For the next generation – the many budding entrepreneurs in the room, Reedy believes they already have the necessary tool to be successful leaders of tomorrow: the smartphone.
“You and your generation are in a world literally like no other before and here’s why,” he said. “Historical experience of humankind has been who controls the information. Today, every one of you has access to all the information man has ever created in your hand for 50 bucks a month. The trait that you need to work on is realizing that you are in the information process. What you do with this information is your challenge.”
Many students, such as Wilkerson, apply to become Gordon Scholars because they believe that presentations like Reedy’s are invaluable.
“They really have the resources that I want to be engaged with to learn those leadership qualities and characteristics, to go to the different types of workshops they provide for us for free,” said Wilkerson, who knew from a young age that he wanted to become an entrepreneur. “These are workshops that you’d normally pay thousands of dollars to go to. Their information is priceless. You wouldn’t get that type of information on the web. Even though [Ron] said that you have all the information in the world right in your smartphone. You don’t have that one-on-one or more intimate type of communication.”
|Ronald Reedy talks entrepreneurship with Gordon Scholars at a recent leadership forum. Photo courtesy of Gordon Engineering Leadership Center.|
Wilkerson is currently on a five-year plan and is pursuing a pre-med track in addition to his electrical engineering degree. He hopes that being pre-med will help him build up his experience in patient care and within the healthcare system. Eventually, he hopes to combine his engineering background with his medical experience within the framework of the biotech industry.
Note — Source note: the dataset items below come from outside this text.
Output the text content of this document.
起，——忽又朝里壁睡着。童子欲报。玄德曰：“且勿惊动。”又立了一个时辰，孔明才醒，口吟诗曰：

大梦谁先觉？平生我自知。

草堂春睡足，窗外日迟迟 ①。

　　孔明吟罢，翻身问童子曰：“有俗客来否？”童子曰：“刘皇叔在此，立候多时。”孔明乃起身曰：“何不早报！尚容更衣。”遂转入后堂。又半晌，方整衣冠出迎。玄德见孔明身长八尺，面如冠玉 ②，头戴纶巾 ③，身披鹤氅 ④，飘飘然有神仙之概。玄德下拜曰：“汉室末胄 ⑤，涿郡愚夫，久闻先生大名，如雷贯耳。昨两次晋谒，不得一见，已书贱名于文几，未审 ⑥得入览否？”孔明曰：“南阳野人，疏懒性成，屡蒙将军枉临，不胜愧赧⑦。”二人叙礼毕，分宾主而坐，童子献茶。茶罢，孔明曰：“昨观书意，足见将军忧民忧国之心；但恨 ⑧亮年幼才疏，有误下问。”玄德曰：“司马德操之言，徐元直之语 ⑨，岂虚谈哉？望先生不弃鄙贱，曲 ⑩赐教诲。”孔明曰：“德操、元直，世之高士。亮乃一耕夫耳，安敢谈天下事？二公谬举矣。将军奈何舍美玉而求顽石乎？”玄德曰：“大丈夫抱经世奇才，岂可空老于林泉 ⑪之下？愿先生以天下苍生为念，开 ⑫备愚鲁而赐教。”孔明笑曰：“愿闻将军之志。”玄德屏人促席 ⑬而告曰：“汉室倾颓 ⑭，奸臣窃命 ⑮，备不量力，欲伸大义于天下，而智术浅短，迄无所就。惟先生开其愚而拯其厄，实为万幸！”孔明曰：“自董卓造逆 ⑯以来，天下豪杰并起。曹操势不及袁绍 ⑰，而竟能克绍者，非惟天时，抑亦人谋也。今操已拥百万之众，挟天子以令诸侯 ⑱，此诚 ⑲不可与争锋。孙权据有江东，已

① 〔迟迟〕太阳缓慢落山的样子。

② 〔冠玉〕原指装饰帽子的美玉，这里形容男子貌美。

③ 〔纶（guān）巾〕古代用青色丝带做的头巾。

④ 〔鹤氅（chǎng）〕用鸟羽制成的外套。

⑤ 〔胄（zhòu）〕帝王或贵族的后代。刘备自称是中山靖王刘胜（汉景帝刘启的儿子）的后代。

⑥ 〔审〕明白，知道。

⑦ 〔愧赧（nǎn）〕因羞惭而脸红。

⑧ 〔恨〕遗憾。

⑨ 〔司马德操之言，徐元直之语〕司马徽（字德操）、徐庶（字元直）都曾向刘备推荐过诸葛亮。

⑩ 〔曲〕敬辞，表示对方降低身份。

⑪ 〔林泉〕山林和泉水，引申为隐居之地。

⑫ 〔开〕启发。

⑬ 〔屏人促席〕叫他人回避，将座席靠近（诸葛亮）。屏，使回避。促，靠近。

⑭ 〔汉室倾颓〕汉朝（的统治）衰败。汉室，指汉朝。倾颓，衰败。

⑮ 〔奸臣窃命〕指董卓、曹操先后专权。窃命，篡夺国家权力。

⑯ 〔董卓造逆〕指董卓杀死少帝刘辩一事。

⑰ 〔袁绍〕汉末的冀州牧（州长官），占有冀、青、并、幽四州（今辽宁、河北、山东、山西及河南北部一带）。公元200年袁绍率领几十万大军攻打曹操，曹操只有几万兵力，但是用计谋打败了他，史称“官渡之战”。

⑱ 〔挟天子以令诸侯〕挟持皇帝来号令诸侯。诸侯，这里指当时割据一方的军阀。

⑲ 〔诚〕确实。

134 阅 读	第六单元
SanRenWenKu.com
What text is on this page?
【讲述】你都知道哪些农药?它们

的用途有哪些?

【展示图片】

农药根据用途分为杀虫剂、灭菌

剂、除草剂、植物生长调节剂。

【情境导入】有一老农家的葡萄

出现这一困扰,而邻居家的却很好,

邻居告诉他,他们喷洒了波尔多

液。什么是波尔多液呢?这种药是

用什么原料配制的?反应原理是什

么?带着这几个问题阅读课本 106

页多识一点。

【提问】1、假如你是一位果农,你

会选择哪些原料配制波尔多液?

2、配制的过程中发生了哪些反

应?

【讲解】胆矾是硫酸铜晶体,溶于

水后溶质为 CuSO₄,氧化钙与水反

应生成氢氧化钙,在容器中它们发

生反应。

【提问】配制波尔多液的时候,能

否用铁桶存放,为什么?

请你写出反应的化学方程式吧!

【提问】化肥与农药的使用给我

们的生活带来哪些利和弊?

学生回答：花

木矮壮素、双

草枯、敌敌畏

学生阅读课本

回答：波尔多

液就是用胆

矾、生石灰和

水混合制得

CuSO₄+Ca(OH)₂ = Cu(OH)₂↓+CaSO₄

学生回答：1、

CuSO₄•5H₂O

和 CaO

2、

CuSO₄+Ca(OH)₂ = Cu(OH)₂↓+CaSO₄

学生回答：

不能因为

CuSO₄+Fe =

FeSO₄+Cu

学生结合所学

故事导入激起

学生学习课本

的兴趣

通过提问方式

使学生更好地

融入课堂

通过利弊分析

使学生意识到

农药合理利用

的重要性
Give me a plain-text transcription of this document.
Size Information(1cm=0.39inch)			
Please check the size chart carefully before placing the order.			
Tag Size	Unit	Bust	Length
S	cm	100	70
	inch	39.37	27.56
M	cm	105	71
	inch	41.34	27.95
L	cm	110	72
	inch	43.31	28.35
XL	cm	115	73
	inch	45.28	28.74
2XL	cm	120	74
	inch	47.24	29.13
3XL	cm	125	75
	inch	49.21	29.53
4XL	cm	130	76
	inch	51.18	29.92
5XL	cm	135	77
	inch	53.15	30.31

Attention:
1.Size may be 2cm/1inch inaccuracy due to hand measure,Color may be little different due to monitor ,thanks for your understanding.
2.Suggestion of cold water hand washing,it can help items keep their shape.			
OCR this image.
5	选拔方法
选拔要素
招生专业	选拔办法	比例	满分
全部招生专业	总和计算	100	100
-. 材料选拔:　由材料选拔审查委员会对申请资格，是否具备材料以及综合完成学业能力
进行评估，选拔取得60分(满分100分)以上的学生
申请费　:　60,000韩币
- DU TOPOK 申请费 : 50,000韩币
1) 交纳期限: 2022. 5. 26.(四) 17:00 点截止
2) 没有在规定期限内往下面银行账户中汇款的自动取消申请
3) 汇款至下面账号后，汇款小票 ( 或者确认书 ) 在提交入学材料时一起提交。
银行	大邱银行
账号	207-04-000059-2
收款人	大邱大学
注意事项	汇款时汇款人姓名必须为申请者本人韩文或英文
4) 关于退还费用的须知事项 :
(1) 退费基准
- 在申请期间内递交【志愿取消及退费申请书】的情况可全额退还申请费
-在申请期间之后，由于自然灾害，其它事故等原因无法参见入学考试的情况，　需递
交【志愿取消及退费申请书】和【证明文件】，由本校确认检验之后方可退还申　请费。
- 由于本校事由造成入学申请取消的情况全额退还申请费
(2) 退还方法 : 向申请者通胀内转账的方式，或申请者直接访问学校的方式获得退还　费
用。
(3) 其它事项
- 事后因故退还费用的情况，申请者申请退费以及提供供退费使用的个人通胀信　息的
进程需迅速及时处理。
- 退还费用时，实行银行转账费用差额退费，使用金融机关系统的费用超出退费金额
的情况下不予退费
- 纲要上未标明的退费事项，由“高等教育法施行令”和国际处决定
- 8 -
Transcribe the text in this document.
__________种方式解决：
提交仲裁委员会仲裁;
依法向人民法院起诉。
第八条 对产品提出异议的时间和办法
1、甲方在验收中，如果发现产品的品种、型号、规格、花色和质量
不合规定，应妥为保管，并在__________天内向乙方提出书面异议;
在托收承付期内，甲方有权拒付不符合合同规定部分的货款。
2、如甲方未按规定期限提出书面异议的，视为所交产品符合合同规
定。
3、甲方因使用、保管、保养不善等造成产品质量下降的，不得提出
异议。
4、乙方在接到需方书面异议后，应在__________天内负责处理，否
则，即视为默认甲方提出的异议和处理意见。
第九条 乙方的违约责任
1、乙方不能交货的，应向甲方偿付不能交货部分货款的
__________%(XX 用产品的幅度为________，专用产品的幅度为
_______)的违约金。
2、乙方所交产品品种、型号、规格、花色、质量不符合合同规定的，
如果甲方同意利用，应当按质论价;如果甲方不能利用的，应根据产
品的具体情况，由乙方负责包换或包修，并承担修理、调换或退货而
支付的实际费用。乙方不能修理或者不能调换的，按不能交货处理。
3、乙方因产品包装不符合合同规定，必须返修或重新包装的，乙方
“Going through this program will help me build the leadership skills that I need to become a great leader in both the medical and engineering fields,” said Wilkerson. “Hopefully, I’ll be able to combine both fields in the future, maybe 20 years down the line.”
Other students like Roshni Chandrashekhar, a graduate student with a focus in computer science, became a Gordon Scholar in order to meet new people.
“I’ve been able to meet different people with many different perspectives, and it wouldn’t have been something I’d have been able to experience if I’d just been sitting in a lab all day,” said Chandrashekhar. “It’s a good way to get out, meet new people and develop different perspectives.”
Engineering students can apply to be Gordon Scholars at the undergraduate, graduate or professional level and must go through a rigorous application process including submitting an essay and application demonstrating exceptional leadership qualities, as well as an interview.
Matthew Borger, a fourth-year undergraduate, was sponsored by one of his professors who encouraged him to apply to the Gordon Center. The application process is based on interest, experience and leadership among others, according to Borger, and is taken on a case-by-case basis. For the computer engineering student, the program has been significant in terms of the people he has had access to.
“I’m trying to get a project together and see where I can go with that,” said Borger, who is interested in education technology and the possibility of creating a start-up company in that field. “It’s encouraging to hear from other people who’ve done this already.”
At the start of his keynote speech, Reedy said entrepreneurs are the “biggest game-changers in all of history.” As future entrepreneurs, technological leaders, managers and global innovators, students in the Gordon Center program will be equipped to leave their own indelible mark on generations to come.